While school was out over the summer, Congress was in, and N.C. politicians didn’t disappoint. Reps. David Price, D-N.C., and Mark Meadows, R-N.C., and Sen. Thom Tillis, R-N.C., all made their way into the news.
Price’s leadership role in whipping for the Iran deal in Congress pushed him into headlines. Price, along with Rep. Lloyd Doggett, D-Texas, has been preparing for the House’s battle over the deal since January 2014.
Thomas Carsey, a political science professor at UNC, said it’s understandable for a Democrat in a safely democratic district to take a strong position on the issue.
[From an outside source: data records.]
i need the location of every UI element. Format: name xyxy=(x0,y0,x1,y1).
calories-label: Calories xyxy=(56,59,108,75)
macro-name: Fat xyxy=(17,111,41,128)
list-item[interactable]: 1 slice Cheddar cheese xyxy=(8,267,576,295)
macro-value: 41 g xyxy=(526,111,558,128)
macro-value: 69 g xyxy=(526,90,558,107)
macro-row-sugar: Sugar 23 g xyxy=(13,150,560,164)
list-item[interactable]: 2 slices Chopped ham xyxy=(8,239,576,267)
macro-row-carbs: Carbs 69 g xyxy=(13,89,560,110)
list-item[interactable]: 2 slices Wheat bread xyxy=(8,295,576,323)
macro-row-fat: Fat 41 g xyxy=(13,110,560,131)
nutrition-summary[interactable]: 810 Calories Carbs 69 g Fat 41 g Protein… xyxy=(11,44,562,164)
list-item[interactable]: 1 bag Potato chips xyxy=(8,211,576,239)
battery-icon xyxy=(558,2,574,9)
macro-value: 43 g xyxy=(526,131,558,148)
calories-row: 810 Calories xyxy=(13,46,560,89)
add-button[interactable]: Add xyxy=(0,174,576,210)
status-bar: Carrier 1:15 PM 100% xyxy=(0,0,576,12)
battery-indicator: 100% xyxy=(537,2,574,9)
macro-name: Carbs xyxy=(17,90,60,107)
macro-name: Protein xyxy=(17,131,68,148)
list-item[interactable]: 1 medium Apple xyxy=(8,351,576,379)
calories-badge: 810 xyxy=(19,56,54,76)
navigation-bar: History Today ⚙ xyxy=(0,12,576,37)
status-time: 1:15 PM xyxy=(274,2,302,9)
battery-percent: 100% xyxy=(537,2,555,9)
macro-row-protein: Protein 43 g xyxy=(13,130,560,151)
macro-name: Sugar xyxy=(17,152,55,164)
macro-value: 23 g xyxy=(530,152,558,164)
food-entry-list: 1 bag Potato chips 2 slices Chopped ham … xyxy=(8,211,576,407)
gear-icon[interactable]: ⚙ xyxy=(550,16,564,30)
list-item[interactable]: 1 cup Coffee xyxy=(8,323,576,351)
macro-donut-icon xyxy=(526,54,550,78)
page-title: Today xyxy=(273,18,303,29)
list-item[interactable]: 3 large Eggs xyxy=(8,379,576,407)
“It makes sense that there are Democrats that are unlikely to lose a seat over this issue taking point,” he said.
Meadows offered a motion to vacate House Speaker John Boehner, R-Ohio. But the motion was sent to the Rules Committee, which is currently packed with Boehner allies.
Meadows then filed a discharge petition, which, if a majority of representatives sign, will force Boehner to vacate his position.
Carsey said Meadows might have sought to oust Boehner to prove to his district that he was still in line with their views.
“A member of Congress like that may be more concerned with a primary challenge from his ideological right than a general election challenge from his ideological left,” he said.
Sen. Thom Tillis found his way into a large number of stories by offering a small quote about a pressing issue in the Senate.
Carsey said the additional attention is due to Tillis’ efforts.
“New senators are looking for ways to begin to find a voice in the institution,” Carsey said. “It’s typically on more secondary issues not likely to see a freshman taking the lead on a major issue.”
And on why the press is paying so much attention to the junior senator from North Carolina, Carsey said it wasn’t anything out of the ordinary.
“When U.S. Senators speak, the press listens.”